GIS data represents real world entities and features such as roads, land use, elevation, trees, waterways, etc. In GIS all features are grouped under the classes of point, line or polygons. Points are the smallest entity in GIS. Land marks, spot heights and point features such as locations of wells, ATM’s etc. can be represented in the form of points. Lines constitute a series of points called vertices and nodes with a start point and an end node point. Transportation network, drainage network, telecommunication lines, power transmission lines, sewerage network and other utility and transport networks can be represented in the form of lines. Polygons are closed features in which a line has start point and end point the same and which will encompass an area within it. Parks, water bodies, residential areas and forests can be represented in the form of polygons.
For 2D feature extraction services SBL will follow a classification schema derived after the requirement and need study established with the end-client. For example, for a forest department forest land parcels along with hydrographic and transportation network will be captured. For a mining firm during their replacement and rehabilitation process residential buildings, plantations, and orchards may be the main concentration. The thematic mapping using 2D features will be established as per the project and need requirements and is designed with a long term vision of serving the future changes and developments.

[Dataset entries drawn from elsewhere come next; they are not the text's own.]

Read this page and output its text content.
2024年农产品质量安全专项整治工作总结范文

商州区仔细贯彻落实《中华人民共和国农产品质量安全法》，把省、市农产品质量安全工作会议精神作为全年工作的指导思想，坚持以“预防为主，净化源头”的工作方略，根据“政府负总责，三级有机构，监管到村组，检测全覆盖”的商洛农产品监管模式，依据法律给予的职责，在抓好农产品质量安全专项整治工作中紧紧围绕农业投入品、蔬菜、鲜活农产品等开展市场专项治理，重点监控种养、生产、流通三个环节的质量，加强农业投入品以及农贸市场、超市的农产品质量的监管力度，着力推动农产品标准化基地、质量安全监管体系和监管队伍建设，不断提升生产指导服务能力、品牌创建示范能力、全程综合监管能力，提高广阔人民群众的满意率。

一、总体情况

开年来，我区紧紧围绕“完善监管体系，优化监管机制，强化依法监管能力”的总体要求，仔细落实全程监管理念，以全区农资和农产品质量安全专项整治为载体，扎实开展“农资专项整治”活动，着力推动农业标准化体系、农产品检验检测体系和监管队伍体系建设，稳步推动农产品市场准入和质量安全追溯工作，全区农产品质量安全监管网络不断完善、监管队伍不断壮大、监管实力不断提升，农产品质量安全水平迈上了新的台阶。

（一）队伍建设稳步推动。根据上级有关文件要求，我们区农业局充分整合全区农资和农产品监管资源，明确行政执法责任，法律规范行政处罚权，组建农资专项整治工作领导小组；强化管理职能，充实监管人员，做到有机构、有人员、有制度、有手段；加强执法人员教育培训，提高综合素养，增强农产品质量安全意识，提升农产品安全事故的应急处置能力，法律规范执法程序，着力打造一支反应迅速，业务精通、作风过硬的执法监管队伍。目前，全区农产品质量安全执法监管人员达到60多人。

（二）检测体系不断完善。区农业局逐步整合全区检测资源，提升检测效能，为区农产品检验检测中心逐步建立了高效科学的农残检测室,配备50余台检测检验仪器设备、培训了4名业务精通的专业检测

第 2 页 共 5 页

GIS mapping for 2D features extraction can be possible through aerial photographs as well. The features can be extracted using image interpretation keys such as tone texture, size, shape, association ext. SBL’s experienced image interpreters will deduce the images to useful thematic categories based on the classification schema. The final stage of the GIS based mapping services is the cartographic layout preparation. Each and every mapped 2D features will be given with a suitable standard symbology and layout can be prepared based on standard cartographic norms. The above notes explains in general the 2D mapping approach adapted by SBL.